My sisters and I loved that game, and these days I think of it often. Unfortunately the mystery I have been working on is not so easily solved. What has caused the poor performance of one of our systems in the ERP landscape? The suspects are many: the upgrade back in 2008, which solved some performance issues but seemed to result in new ones; any of the myriad of hot fixes and custom patches installed since then; the new database design that came with the upgrade which resulted in a seemingly uncontrolled proliferation of tables; the web dynpro user interface on our SAP portal; the custom integration middleware, coded by a third party, code which we did not have a copy of; something in the network connections between the connected SAP systems, the app server and the database server; some peculiarity of our use case, our security role design, and our global 24/7 security support organization.
After that 2008 upgrade, system performance gradually deteriorated to the point that, last October, the system essentially stopped running, apparently due to the database growth. We discovered, much to our dismay, that the solution had no archiving functionality; the vendor’s product engineers gave us some guidance on deleting thousands of tables that were never needed in the first place, and eventually we cobbled together our own way to archive records and wrote stored procedures to access them.
We limped along for months, working daily with a crew from the vendor’s technical support group, never really satisfied with the performance, despite increasing time and resources spent on the system’s care and feeding. The straw that broke the camel’s back came in April – our discovery that the solution had no functionality for a smooth adjustment and seamless continuity in a high availability SAP landscape after a server failover. After a week of downtime, we made the best of a bad situation; we took down the problem application, moved the remaining users over to a development system, and took down the production system completely.
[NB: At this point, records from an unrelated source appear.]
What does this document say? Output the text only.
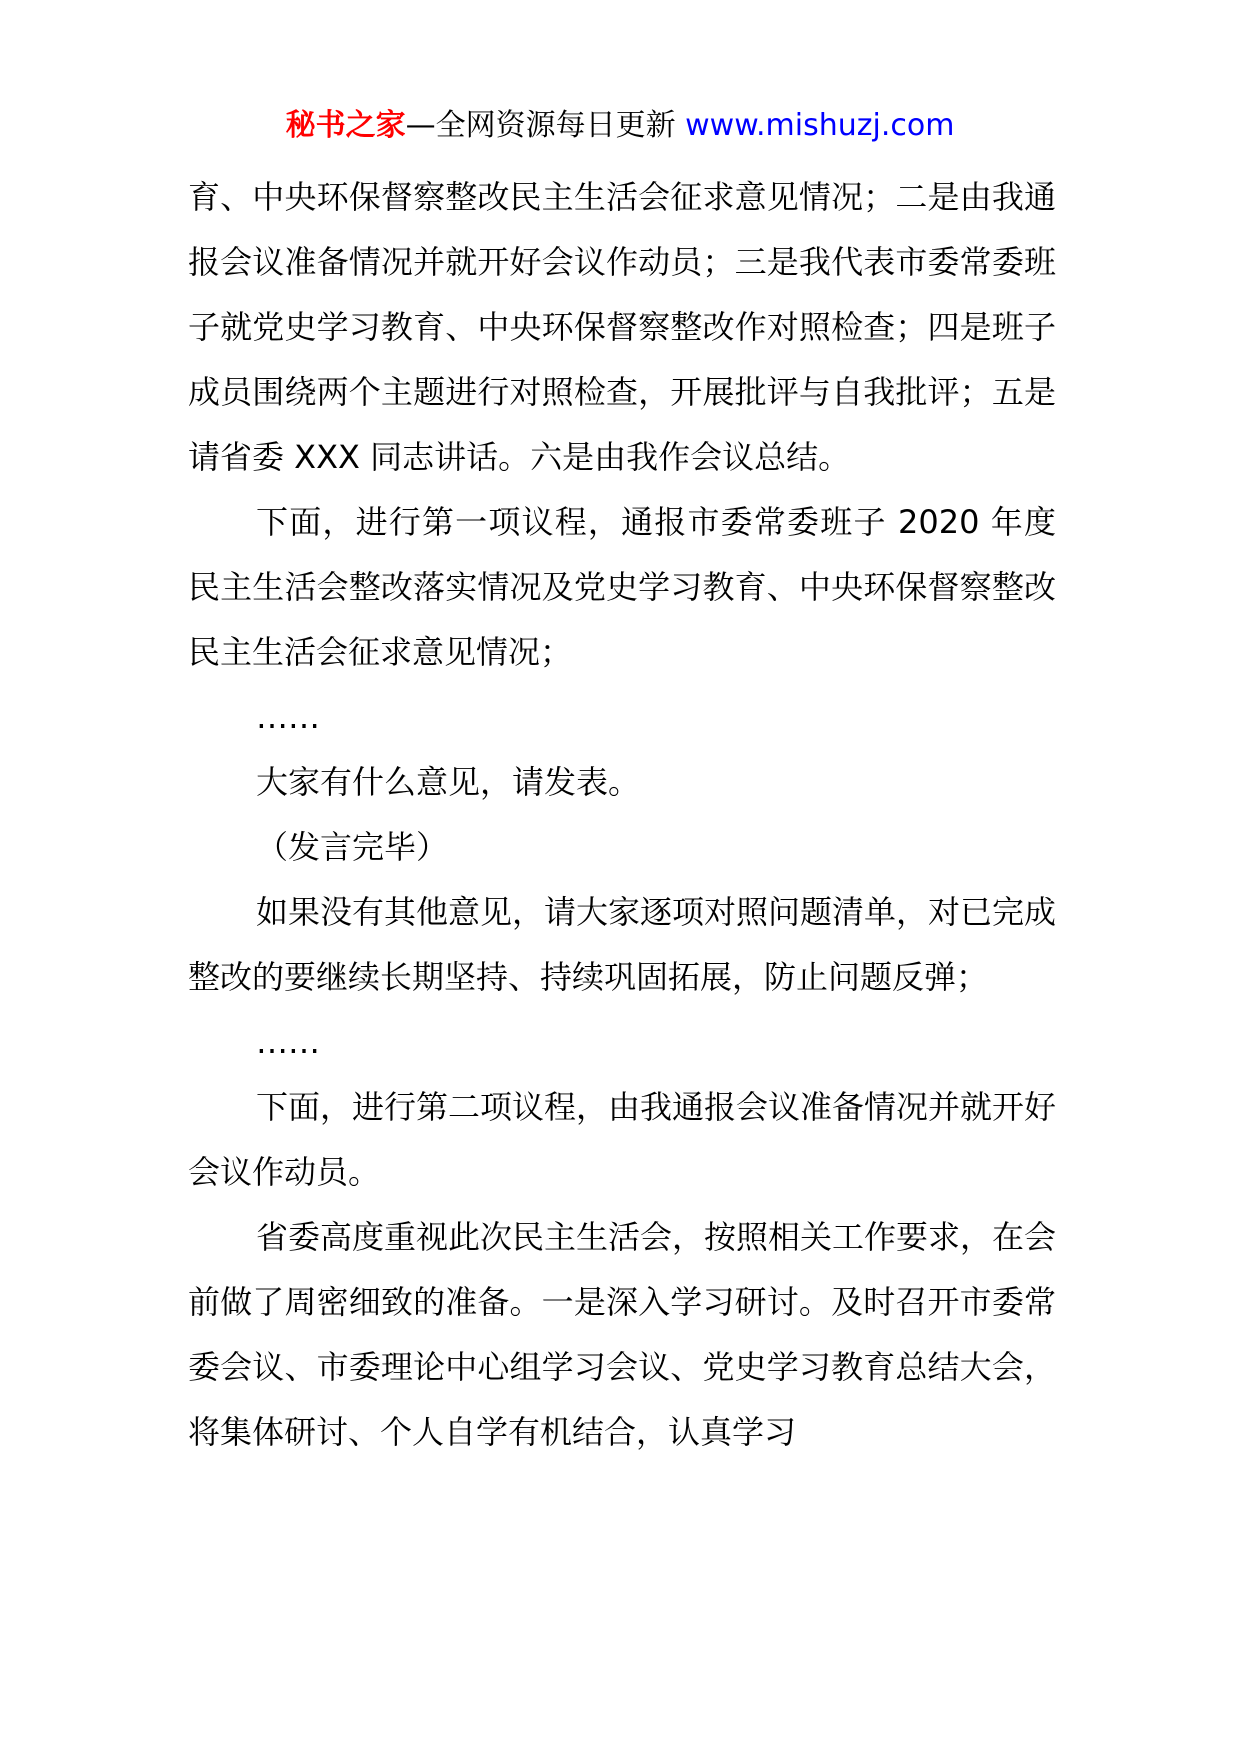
秘书之家—全网资源每日更新 www.mishuzj.com

育、中央环保督察整改民主生活会征求意见情况；二是由我通报会议准备情况并就开好会议作动员；三是我代表市委常委班子就党史学习教育、中央环保督察整改作对照检查；四是班子成员围绕两个主题进行对照检查，开展批评与自我批评；五是请省委 XXX 同志讲话。六是由我作会议总结。

下面，进行第一项议程，通报市委常委班子 2020 年度民主生活会整改落实情况及党史学习教育、中央环保督察整改民主生活会征求意见情况；

……

大家有什么意见，请发表。

（发言完毕）

如果没有其他意见，请大家逐项对照问题清单，对已完成整改的要继续长期坚持、持续巩固拓展，防止问题反弹；

……

下面，进行第二项议程，由我通报会议准备情况并就开好会议作动员。

省委高度重视此次民主生活会，按照相关工作要求，在会前做了周密细致的准备。一是深入学习研讨。及时召开市委常委会议、市委理论中心组学习会议、党史学习教育总结大会，将集体研讨、个人自学有机结合，认真学习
Our plan was to back up the servers, uninstall everything- all the apps, hot fixes and patches- create a new database and reinstall everything but the problem application. Fortunately we have a manual workaround, and we will survive without it. The rebuilt production system is back up and being tested. The next step is to upgrade to a newer release that seems to offer improved performance.
So if I’ve seemed a bit preoccupied or out of touch recently, this is what I’ve been dealing with the past six months. Somewhere along the way my system configuration and compliance job devolved into a hybrid of an Intensive Care Unit nurse and an air traffic controller, coordinating efforts of a large and no doubt weary team including many on the vendor’s technical support team and product engineers, my server support folks, my DBA, my in house developer, my SAP security team mates, and my key users.
I wish i could say that we have identified the root cause of all this frustration and inconvenience to our users, but I am afraid that we may never know. We have no plans to reinstall the application that seemed to be most problematic, and with a clean database and new release for the rest of it, we are hopeful that we are on the road to recovery. The unsolved mystery may nag at me for a long time, but moving on may be our best option. Options for the longer term resolution are still under consideration, but I certainly hope that we end up with a simpler architecture, with fewer moving parts at risk for failures.